In Sep 2016, a hedge fund client asked for my take on Deutsche Bank [DB.] The stock had broken down and fallen 33% in three months. Priced at around 11.23, they were considering shorting it.
A few hours later, it became apparent to me that DB was not only not a good short, but was a strong buy. Somewhat skeptical, they thanked me and authorized the publishing of my work on our website [see: Deutsche Bank: Will it Survive?]
As it turned out, DB bottomed out two days later at 11.19 and began a very nice bounce, tagging successive upside targets over the next four months. [see: Deutsche Bank: Another Pause or More?] At that point, it seemed vulnerable to me. I set some downside targets and pretty much forgot about it for a while. My client had lost interest, and I was on to more interesting issues.

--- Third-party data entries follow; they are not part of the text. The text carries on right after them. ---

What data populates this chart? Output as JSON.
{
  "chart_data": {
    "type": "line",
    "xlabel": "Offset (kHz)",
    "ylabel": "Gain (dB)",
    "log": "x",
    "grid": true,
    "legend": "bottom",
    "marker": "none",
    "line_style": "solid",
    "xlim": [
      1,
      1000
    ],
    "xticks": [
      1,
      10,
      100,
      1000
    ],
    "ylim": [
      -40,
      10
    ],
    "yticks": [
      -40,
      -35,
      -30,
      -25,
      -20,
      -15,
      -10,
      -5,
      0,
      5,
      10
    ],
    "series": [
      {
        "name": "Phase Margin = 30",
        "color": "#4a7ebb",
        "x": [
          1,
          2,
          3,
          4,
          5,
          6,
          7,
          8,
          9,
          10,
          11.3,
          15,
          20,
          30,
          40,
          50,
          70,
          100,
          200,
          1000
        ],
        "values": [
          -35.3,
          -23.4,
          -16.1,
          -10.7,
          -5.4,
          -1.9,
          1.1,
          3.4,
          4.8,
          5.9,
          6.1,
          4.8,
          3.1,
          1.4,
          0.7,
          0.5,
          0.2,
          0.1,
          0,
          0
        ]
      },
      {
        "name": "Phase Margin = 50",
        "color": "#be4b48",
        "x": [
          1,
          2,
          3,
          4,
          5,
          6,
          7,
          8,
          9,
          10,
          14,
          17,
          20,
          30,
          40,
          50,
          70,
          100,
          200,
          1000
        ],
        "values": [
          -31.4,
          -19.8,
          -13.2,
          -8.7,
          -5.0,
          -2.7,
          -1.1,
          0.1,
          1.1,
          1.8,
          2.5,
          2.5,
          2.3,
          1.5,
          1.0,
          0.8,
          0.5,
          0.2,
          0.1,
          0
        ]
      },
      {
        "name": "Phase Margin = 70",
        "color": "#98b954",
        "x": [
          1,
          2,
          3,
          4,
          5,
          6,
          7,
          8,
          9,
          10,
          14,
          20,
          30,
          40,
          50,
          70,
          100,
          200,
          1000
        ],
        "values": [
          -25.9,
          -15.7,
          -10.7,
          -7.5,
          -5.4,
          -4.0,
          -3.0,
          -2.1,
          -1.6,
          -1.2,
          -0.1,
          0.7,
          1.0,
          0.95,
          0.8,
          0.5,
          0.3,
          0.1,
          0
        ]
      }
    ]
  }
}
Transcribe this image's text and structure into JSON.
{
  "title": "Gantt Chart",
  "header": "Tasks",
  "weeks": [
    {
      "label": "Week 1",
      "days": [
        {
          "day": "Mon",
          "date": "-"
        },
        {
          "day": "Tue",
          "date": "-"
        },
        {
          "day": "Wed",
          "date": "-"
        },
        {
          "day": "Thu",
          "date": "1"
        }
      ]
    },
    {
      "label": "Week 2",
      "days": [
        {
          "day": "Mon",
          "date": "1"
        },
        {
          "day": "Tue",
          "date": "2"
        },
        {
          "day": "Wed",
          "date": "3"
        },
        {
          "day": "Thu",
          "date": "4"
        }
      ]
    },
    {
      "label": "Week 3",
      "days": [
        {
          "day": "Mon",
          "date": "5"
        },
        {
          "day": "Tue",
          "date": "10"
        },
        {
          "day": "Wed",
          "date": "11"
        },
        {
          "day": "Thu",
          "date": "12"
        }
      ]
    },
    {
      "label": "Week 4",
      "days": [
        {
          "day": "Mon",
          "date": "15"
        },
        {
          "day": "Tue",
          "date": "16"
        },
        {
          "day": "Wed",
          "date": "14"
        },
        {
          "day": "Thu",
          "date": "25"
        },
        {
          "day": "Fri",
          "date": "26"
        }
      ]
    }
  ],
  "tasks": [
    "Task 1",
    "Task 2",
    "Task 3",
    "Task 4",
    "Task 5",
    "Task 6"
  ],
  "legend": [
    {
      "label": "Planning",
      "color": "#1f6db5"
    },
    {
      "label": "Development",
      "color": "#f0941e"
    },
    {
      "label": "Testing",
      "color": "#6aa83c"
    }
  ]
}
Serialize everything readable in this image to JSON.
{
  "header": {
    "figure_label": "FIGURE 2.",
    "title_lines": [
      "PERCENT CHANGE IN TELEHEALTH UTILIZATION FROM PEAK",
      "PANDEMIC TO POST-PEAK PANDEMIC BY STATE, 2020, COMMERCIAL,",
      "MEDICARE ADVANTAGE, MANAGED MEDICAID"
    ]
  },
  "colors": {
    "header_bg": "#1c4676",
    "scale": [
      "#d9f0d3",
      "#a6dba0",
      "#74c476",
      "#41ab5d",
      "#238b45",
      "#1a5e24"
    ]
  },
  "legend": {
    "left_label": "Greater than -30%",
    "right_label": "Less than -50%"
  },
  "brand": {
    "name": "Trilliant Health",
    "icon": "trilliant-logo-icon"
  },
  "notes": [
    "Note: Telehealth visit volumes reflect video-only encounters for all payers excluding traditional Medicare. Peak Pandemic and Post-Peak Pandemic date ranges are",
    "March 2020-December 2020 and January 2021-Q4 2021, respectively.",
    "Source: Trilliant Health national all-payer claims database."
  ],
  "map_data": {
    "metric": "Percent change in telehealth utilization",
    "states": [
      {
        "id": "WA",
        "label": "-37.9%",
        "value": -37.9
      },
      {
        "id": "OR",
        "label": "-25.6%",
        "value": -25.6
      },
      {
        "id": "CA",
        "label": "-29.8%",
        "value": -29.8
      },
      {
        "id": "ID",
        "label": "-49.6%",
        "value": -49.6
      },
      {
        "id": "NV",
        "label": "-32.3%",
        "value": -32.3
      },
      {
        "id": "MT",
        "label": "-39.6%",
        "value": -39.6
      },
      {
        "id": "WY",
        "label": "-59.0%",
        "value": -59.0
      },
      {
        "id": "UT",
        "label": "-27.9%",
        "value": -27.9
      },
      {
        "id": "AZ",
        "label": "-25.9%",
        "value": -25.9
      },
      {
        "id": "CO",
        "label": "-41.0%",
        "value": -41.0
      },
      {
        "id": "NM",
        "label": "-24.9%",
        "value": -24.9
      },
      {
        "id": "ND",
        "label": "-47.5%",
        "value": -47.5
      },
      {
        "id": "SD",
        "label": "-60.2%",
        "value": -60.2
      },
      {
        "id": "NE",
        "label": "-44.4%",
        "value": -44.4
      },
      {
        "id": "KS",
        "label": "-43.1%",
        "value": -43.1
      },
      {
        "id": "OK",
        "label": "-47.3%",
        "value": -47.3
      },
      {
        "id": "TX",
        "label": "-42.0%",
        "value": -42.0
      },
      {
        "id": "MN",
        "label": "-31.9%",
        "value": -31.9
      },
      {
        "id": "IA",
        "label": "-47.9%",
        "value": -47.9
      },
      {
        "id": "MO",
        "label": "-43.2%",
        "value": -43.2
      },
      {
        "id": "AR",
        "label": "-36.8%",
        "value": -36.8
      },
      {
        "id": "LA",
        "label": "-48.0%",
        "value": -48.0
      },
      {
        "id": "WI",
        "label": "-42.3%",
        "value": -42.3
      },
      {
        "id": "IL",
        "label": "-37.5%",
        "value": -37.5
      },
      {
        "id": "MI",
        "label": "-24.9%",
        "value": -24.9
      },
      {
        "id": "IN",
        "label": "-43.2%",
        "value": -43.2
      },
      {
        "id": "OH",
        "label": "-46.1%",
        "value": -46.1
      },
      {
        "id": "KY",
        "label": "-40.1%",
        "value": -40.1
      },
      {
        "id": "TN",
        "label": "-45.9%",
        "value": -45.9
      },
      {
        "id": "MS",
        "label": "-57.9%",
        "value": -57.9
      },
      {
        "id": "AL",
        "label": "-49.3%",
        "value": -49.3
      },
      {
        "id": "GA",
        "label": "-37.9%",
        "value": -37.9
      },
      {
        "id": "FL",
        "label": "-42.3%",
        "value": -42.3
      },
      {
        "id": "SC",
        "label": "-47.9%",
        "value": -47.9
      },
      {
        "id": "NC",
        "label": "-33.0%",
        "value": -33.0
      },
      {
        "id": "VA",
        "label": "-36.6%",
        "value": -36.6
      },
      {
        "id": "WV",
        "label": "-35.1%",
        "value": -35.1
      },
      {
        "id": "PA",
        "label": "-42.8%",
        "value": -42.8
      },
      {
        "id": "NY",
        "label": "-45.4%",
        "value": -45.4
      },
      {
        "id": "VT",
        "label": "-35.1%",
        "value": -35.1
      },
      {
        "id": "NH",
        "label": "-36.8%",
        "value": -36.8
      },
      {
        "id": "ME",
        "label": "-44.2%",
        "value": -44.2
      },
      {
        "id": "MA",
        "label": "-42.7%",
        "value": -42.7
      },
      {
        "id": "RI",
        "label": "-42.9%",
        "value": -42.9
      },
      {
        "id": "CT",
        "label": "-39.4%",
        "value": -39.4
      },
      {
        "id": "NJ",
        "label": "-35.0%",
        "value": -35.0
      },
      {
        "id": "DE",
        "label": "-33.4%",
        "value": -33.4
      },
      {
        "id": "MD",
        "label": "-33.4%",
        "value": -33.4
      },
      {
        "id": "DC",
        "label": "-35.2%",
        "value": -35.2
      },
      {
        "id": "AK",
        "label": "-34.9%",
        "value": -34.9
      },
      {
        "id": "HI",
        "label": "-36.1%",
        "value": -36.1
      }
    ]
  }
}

It was probably just as well, because after reaching our 20.43 upside target DB entered an extended period of chop, gaining and losing 20% over and over again.
My interest was piqued again in the midst of the market meltdown this past February. With $40 trillion in derivatives (in 100 euro banknotes laid end-to-end, it would nearly reach Mars), I wondered how Deutsche was faring. With the stock at 16.13, I posted three downside targets of 14.91, 14.72 and 12.30 [see: What is Deutsche Bank Trying to Tell Us?]
And, if things go badly after Apr 3, then the red channel would break down and open the door to 12.30 – another 24% drop from current levels.
Yesterday, DB reached the lowest of the three, capping off a tidy 150% return over the past 20 months and again raising the question: will Deutsche Bank survive?